A journey from Cape Horn to the Atacama
Boat journey to Isla Navarino … Down the Beagle Channel … Cape Horn … War relics … Flight back to the mainland … The hardy migrants … Cordillera de la Sal … Lagunas … El Tatio again … Puncture in the desert … Clouds over Paranal
My mum and dad and aunt came to visit me in Chile, and we planned an epic journey around the whole country. We'd been planning the trip for a long time, and one of the things we really wanted to do was the four day boat journey from Puerto Natales to Puerto Montt, so when they booked their flights the first thing I went to do was book tho boat journey. Unbelievably, Navimag had cancelled the route just a few days before, running it for freight only. A vague notice on their website said that they hoped to be open to passengers again "at some point".
But there was an alternative. For a long time I'd been reading about Isla Navarino and Puerto Williams, the southernmost town in the world. There was a boat that went there, too, from Punta Arenas. So we decided to head south, really south, and see what there was at this frontier of human existence, where the only human beings further south than us would be the 1,000 or so living through the winter on Antarctica.

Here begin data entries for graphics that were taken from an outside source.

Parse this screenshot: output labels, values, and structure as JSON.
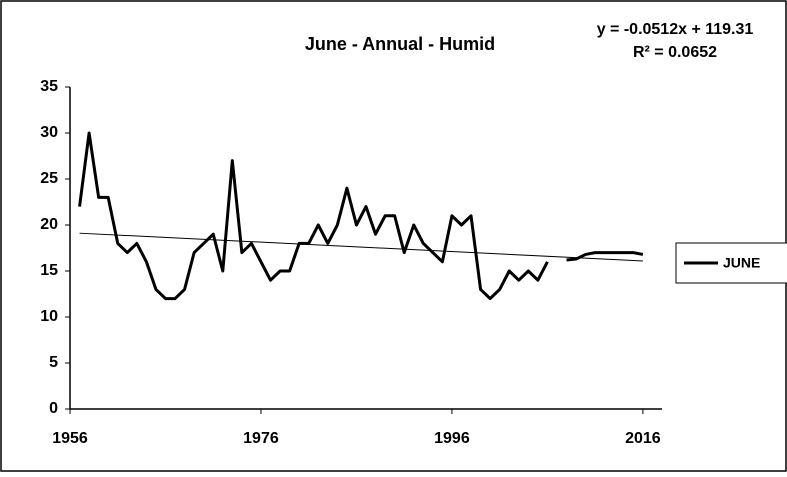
{
  "chart_data": {
    "type": "line",
    "title": "June - Annual - Humid",
    "annotations": [
      "y = -0.0512x + 119.31",
      "R² = 0.0652"
    ],
    "x": [
      1957,
      1958,
      1959,
      1960,
      1961,
      1962,
      1963,
      1964,
      1965,
      1966,
      1967,
      1968,
      1969,
      1970,
      1971,
      1972,
      1973,
      1974,
      1975,
      1976,
      1977,
      1978,
      1979,
      1980,
      1981,
      1982,
      1983,
      1984,
      1985,
      1986,
      1987,
      1988,
      1989,
      1990,
      1991,
      1992,
      1993,
      1994,
      1995,
      1996,
      1997,
      1998,
      1999,
      2000,
      2001,
      2002,
      2003,
      2004,
      2005,
      2006,
      2007,
      2008,
      2009,
      2010,
      2011,
      2012,
      2013,
      2014,
      2015,
      2016
    ],
    "series": [
      {
        "name": "JUNE",
        "color": "#000000",
        "values": [
          22,
          30,
          23,
          23,
          18,
          17,
          18,
          16,
          13,
          12,
          12,
          13,
          17,
          18,
          19,
          15,
          27,
          17,
          18,
          16,
          14,
          15,
          15,
          18,
          18,
          20,
          18,
          20,
          24,
          20,
          22,
          19,
          21,
          21,
          17,
          20,
          18,
          17,
          16,
          21,
          20,
          21,
          13,
          12,
          13,
          15,
          14,
          15,
          14,
          16,
          null,
          16.2,
          16.3,
          16.8,
          17,
          17,
          17,
          17,
          17,
          16.8
        ]
      }
    ],
    "trendline": {
      "x": [
        1957,
        2016
      ],
      "values": [
        19.11,
        16.09
      ],
      "color": "#000000"
    },
    "xlim": [
      1956,
      2018
    ],
    "xticks": [
      1956,
      1976,
      1996,
      2016
    ],
    "ylim": [
      0,
      35
    ],
    "yticks": [
      0,
      5,
      10,
      15,
      20,
      25,
      30,
      35
    ],
    "legend": "right"
  }
}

We set off from Punta Arenas on a beautiful calm evening, and stood on deck as it got dark and the lights of the town disappeared behind us. During the night, the weather got rougher and for a while the boat was rolling and riding some huge waves, but by the morning it was pretty calm again. When I woke up around sunrise, we were in utter wilderness. Sombre snow-capped mountains all around, wild forested islands which probably no-one ever sets foot on, and our little boat chugging through it all.